Your Weekend Assignment: Watch Netflix’s ‘Orange Is The New Black’

It’s tough to be surprised by TV anymore. These days, the entire process of how a show goes from being an idea to something you physically watch while you’re tweeting about how much you hate it has become entirely transparent. Just look at San Diego Comic-Con: hundreds of movies and TV shows, all there for the tens of thousands of people who want to see every trailer, learn every NUGGET, remember every promo photo of Daenerys. We make up our opinions long before the title is actually on air , which isn’t such a bad thing if the product is Dads.

That’s one of the reasons why I love Netflix’s Orange is the New Black. Unlike the mega-hyped (deservedly so) House of Cards and Arrested Development, and to a lesser, but still existent degree Hemlock Grove, no one was talking about Orange. This was because of three reasons: 1) the premise (Prospect Park white girl goes to prison) was discouraging; 2) it was on Netflix, which doesn’t carry the same clout as HBO; and 3) Jenji Kohan. For its first three seasons, Weeds was one of the best comedies on TV: it was ballsy, fresh, and funny, which is also what I call my three testicles. Then it ran for five more, of varying degrees of quality but never again matching its early highs.

Then, last weekend, reviews of Orange began popping up on Twitter, from critics major, minor, and parody. They were all positive, glowing as bright as the jumpsuits in the promotional materials, so I decided to give the show a shot. I’m glad I did, because although it’s only July, Orange might end up being the best new show of the year.

With all due respect to Rectify and The Americans, it certainly is so far. “But c’mon,” I hear you crying out, “that white privilege premise, about an artisanal soap maker who gets sent to the slammer because she unknowingly carried drug money for her lesbian lover, played by Donna from That ’70s Show, looking like future Emma Stone, it sounds terrible.” First off, nope that’s the GREATEST premise, give or take the soap part. Secondly, Orange takes no time subverting every preconceived notion you have about a prison show, and then continues to do so for its entire run.

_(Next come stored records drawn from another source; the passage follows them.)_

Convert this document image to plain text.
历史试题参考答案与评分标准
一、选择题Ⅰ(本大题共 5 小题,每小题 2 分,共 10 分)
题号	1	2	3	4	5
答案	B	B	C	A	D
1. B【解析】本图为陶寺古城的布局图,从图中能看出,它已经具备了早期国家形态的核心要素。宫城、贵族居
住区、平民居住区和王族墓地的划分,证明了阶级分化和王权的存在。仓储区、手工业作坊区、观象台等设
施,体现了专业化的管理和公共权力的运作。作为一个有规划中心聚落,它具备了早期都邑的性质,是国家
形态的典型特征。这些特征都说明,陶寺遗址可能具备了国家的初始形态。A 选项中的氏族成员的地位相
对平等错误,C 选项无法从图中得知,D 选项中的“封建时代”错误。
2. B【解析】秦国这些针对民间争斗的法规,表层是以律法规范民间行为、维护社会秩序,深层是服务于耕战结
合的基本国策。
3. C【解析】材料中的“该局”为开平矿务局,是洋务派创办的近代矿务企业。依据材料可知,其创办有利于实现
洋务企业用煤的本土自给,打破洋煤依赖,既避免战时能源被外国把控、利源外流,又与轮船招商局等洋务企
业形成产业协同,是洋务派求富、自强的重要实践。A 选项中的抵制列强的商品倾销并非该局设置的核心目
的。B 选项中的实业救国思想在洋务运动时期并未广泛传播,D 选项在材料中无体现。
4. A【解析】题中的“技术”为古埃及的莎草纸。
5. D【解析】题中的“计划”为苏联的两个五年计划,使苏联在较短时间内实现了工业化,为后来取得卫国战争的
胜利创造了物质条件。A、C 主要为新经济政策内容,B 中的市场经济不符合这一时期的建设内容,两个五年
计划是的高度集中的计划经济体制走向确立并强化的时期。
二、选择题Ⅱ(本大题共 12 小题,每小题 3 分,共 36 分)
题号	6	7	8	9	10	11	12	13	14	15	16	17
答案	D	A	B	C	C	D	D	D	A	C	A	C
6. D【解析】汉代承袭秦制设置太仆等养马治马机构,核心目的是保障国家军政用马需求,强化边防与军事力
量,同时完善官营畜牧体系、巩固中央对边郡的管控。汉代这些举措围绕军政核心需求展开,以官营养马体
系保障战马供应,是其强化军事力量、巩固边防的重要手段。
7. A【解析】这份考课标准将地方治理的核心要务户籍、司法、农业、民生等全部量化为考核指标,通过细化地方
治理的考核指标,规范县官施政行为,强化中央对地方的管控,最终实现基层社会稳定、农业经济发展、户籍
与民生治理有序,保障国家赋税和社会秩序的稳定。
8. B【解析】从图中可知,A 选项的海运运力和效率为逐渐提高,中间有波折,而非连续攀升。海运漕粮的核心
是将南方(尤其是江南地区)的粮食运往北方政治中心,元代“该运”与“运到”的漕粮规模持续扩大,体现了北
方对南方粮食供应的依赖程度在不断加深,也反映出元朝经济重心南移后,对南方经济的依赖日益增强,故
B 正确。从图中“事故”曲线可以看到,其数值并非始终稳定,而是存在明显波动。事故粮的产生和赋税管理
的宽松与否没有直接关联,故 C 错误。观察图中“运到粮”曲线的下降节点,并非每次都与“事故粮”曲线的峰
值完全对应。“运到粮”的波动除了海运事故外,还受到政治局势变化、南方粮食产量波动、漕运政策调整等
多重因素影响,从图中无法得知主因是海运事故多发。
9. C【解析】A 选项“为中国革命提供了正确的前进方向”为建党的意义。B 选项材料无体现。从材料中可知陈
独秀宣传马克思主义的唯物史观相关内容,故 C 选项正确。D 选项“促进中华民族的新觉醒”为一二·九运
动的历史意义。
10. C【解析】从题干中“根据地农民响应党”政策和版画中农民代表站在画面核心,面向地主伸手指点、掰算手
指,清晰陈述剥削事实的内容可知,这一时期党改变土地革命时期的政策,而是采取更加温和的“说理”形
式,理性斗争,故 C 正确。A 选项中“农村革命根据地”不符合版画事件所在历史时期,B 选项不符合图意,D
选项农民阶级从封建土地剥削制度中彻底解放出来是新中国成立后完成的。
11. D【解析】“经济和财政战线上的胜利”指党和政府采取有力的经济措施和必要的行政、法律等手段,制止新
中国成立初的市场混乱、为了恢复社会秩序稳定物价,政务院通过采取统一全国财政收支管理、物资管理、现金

How? By making the show like Lost. Although the soap maker (a delightful, vulnerable Taylor Schilling) is at the center of everything, both in the prison and out via flashbacks, many of the other inmates get their own back stories, too. The prison is The Island, and we gradually learn how its occupants got there. There’s the post-op transgender, the madame of an illegal child labor cleaning service, the…well, I don’t want to get anything else away, but slowly, episode after episode, characters who would be Frightened Inmate #2 on other shows are painted as just as conflicted and fascinating as our lead. It’s a neat, fascinating trick, and makes for great binge watching. Note: once you start, you won’t want to stop — it’s like Arrested Development in that sense, except with AD, you wanted to learn how everything came together; with Orange, you like spending time with these people. (“These people” include Captain Janeway, Steve from Deadwood, Natasha Lyonne, Nick Sobotka, Laverne Cox, Waxey Gordon, “Traci Rearden,” and, most importantly, the voice of Patti Mayonnaise.)

But what really attracts me to Orange, and why I so strongly recommend it, is how new it feels. I like FX’s The Bridge a lot, a lot a lot, but giving Diane Kruger’s character aspergers-like tendencies was a massive mistake, at least so far. It’s an unnecessary gimmick, one that’s unfortunately become more pronounced in recent years. It’s not enough that Kruger and co-star Demián Bichir are solving MURDERS in MEXICO (that probably didn’t need to be capitalized), she also needs to have something “wrong” with her. Orange doesn’t stoop to such damaged tactics because of its setting; everyone there is kind of crazy, so crazy becomes the new normal. And as long as we’re on that regrettable phrase: LGBT, as well as racial, issues are handled in a non-preachy, enticing way, and here are other words I would use to describe the show because all I want to do is talk about it: hilarious, depressing, hopeful, CRAZY EYES, deadpan, humanizing, Jason Biggs masturbating, smart, and English muffin tampons.

Orange is the New Black is a rare surprise in a field dominated by FIRSTs and TOLDYAs. Put another way, all the XXX NSFW LESBIAN SCREWDRIVER DILDO (hey, Google traffic) is only the 47th most interesting thing about it.